The Brooklyn Israel Film Festival at Kane Street Synagogue will mark its eighth year celebrating Israeli film next weekend. The festival is a major venue for some of the best films being made in Israel.
The 2012 festival again features three nights of award-winning films, thought-provoking films, plus discussions with their filmmakers. It runs Thursday, Saturday and Sunday, Jan. 26 through Jan. 29, in the intimate and historic synagogue setting.

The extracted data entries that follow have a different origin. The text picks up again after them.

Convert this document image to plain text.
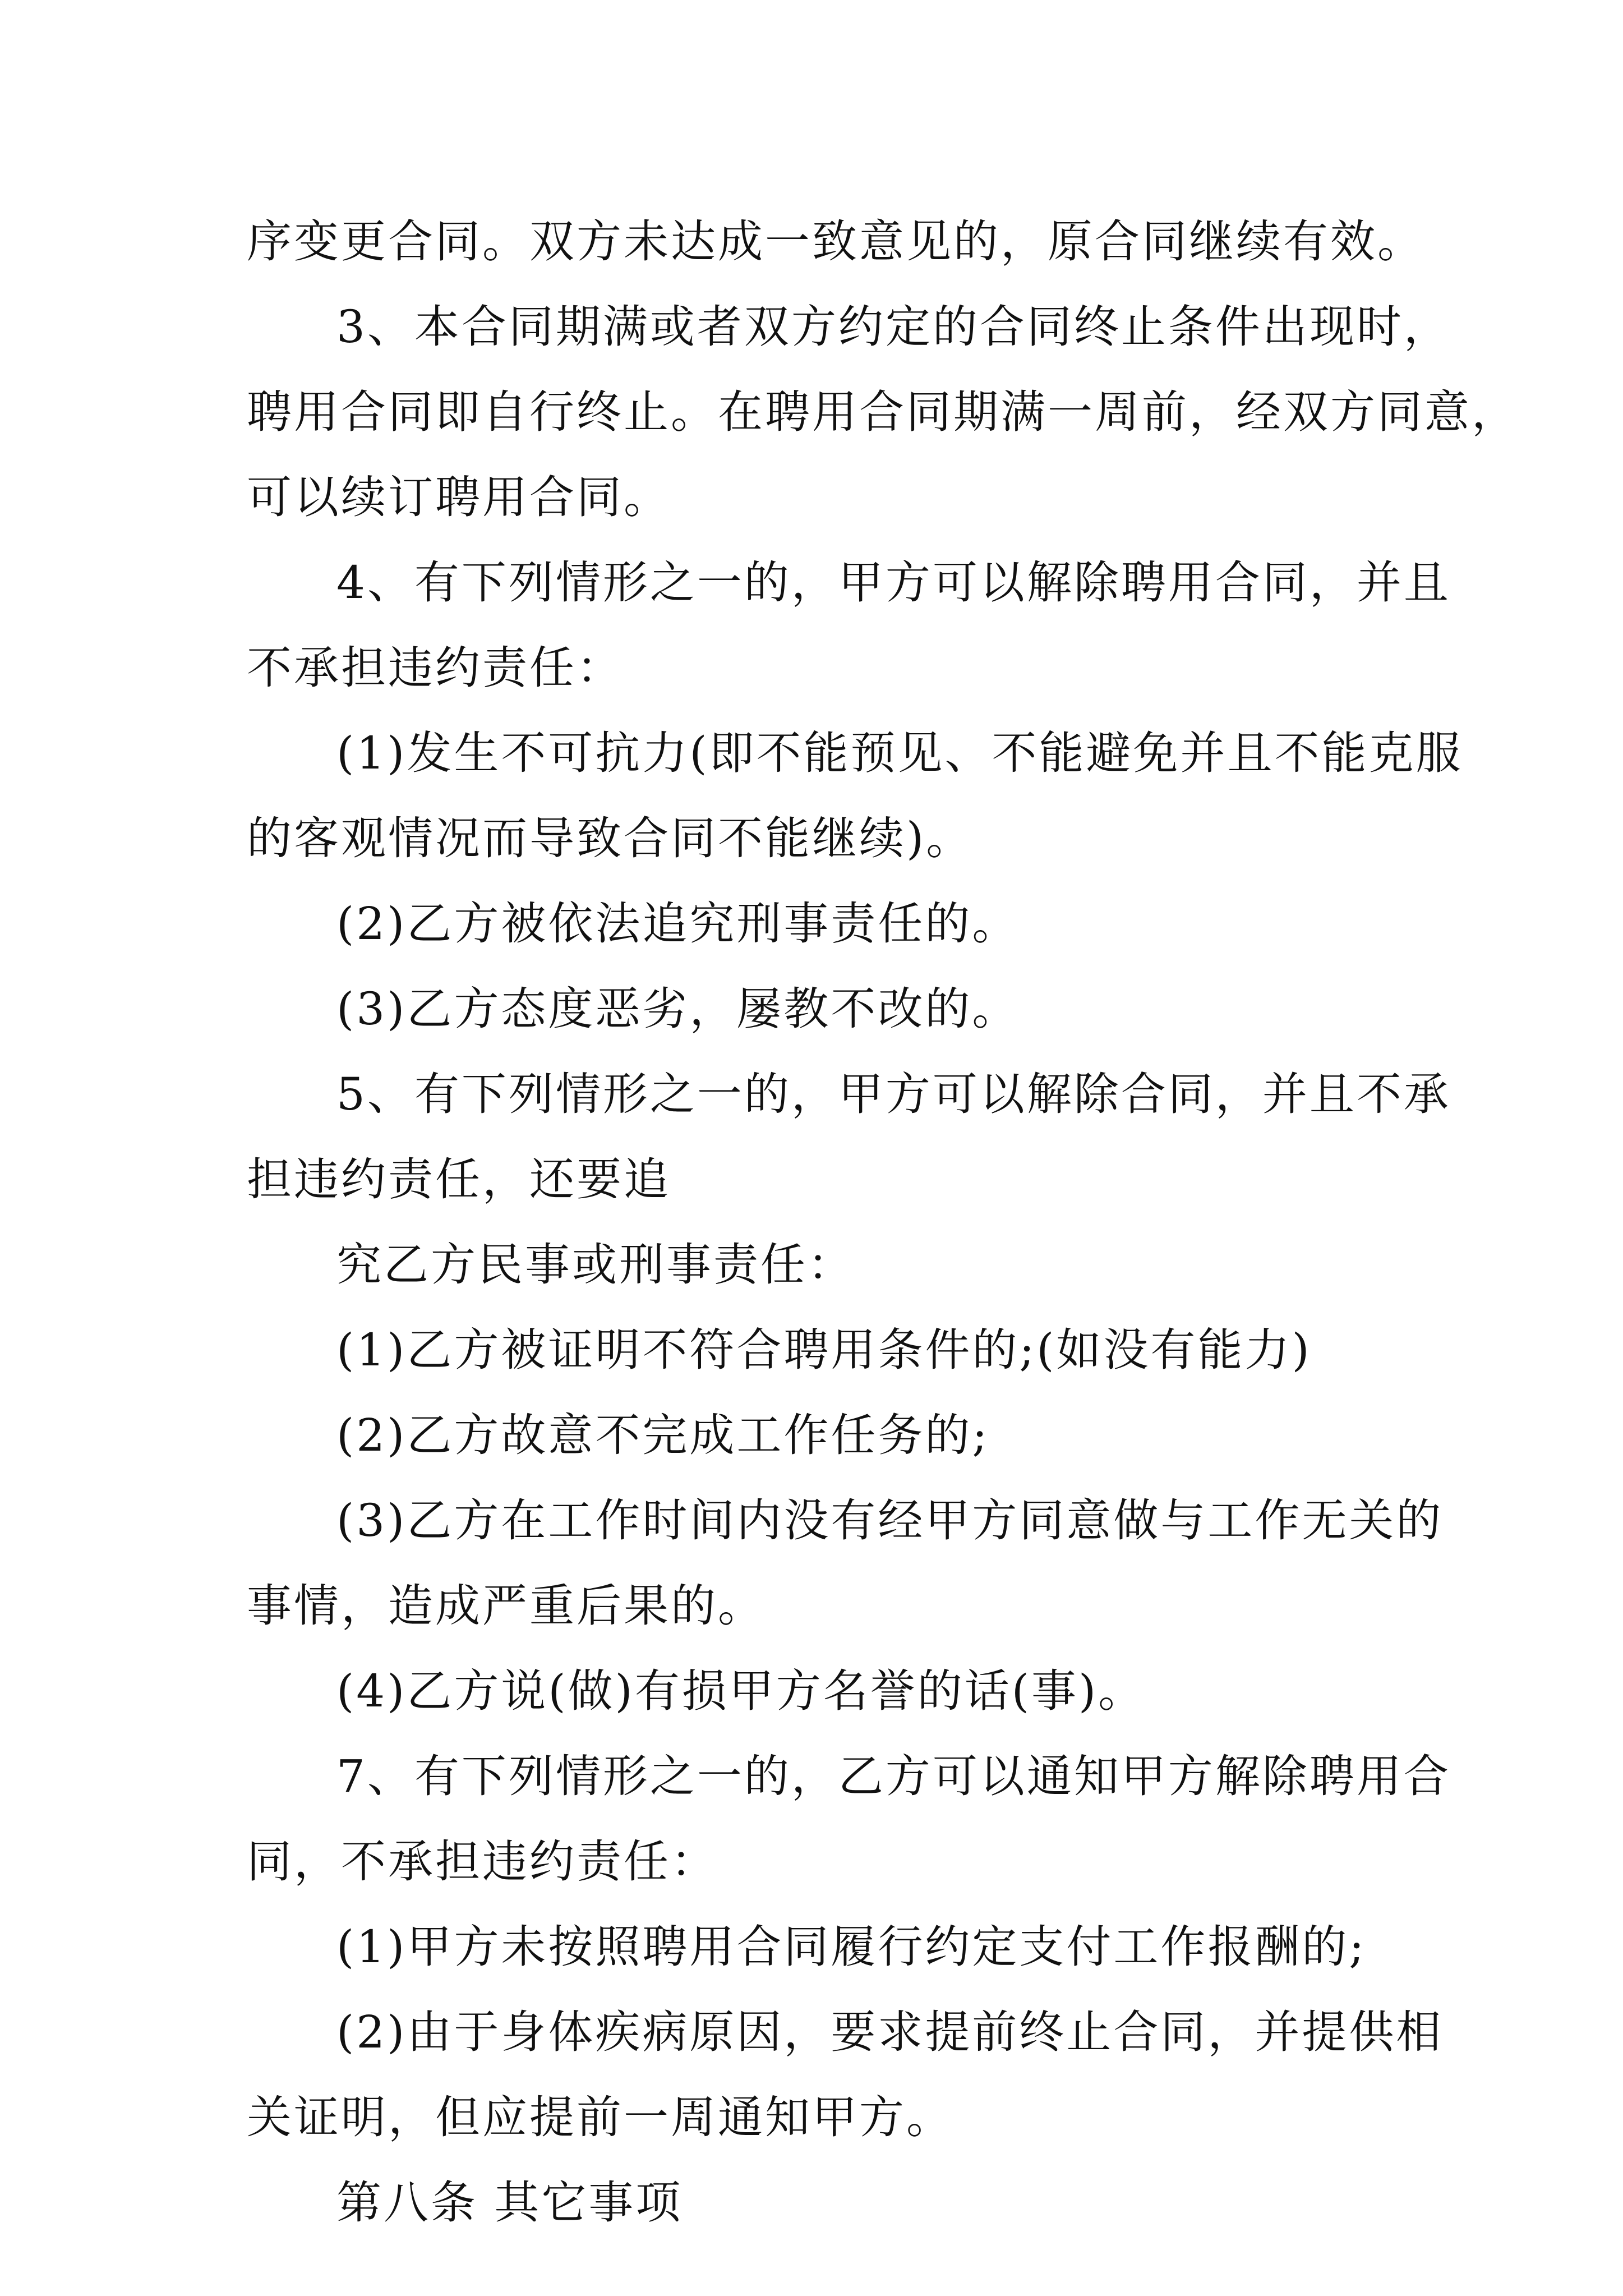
序变更合同。双方未达成一致意见的，原合同继续有效。
3、本合同期满或者双方约定的合同终止条件出现时，
聘用合同即自行终止。在聘用合同期满一周前，经双方同意，
可以续订聘用合同。
4、有下列情形之一的，甲方可以解除聘用合同，并且
不承担违约责任：
(1)发生不可抗力(即不能预见、不能避免并且不能克服
的客观情况而导致合同不能继续)。
(2)乙方被依法追究刑事责任的。
(3)乙方态度恶劣，屡教不改的。
5、有下列情形之一的，甲方可以解除合同，并且不承
担违约责任，还要追
究乙方民事或刑事责任：
(1)乙方被证明不符合聘用条件的;(如没有能力)
(2)乙方故意不完成工作任务的;
(3)乙方在工作时间内没有经甲方同意做与工作无关的
事情，造成严重后果的。
(4)乙方说(做)有损甲方名誉的话(事)。
7、有下列情形之一的，乙方可以通知甲方解除聘用合
同，不承担违约责任：
(1)甲方未按照聘用合同履行约定支付工作报酬的;
(2)由于身体疾病原因，要求提前终止合同，并提供相
关证明，但应提前一周通知甲方。
第八条 其它事项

The festival kicks off the first night at 8 p.m. with The Debt. Filmed on in Tel Aviv, the U.K., and Budapest, the espionage thriller is directed by Academy Award nominee John Madden (Shakespeare in Love). The story begins in 1997, as shocking news reaches retired Mossad secret agents Rachel (played by Academy Award winner Helen Mirren) and Stephan (two-time Academy Award nominee Tom Wilkinson) about their former colleague David (Ciarán Hinds of Tinker, Tailor, Soldier, Spy). All three have been venerated for decades by Israel because of the secret mission that they embarked on for their country back in 1965-1966, when the trio (portrayed, respectively, by Jessica Chastain [The Help], Marton Csokas [The Lord of the Rings], and Sam Worthington [Avatar]) tracked down Nazi war criminal Dieter Vogel (Casino Royale), the feared Surgeon of Birkenau, in East Berlin.
While Rachel found herself grappling with romantic feelings during the mission, the net around Vogel was tightened by using her as bait.
The screenplay, by Matthew Vaughn, Jane Goldman and Peter Straughan, is adapted from the 2007 Israeli film Ha-Hov (The Debt). An opening night reception will follow the screening.
On Saturday, Jan. 28, the festival continues at 8 p.m. with Restoration, an intimate drama. After the death of his partner, an elderly furniture restorer (The Band’s Visit) tries to hold on to his failing business against his son’s wishes. Winner of Best Feature Film in the 2011 Jerusalem Film Festival and the World Cinema Screenwriting Award at Sundance, this film unravels the past and present with quiet emotional power.
On the last evening, Jan. 29, at 7 p.m. Dolphin Boy will be screened, which documents the devastating effects of violence and the healing power of nature and love. An Israeli Arab teenager who was brutally beaten is unresponsive to treatment, so his devoted father and doctor try a novel form of therapy.
The film, 2011 Winner of the Jerusalem Film Festival’s Jury Mention Award, will be followed by a Q&A featuring writer-director-co-producer Dani Menkin and co-producer Judith Manassen-Ramon.
Tickets are $12 per film or $30 for the entire series of three films and can be purchased at www.kanestreet.org/IFF. Kane Street Synagogue is at 236 Kane St.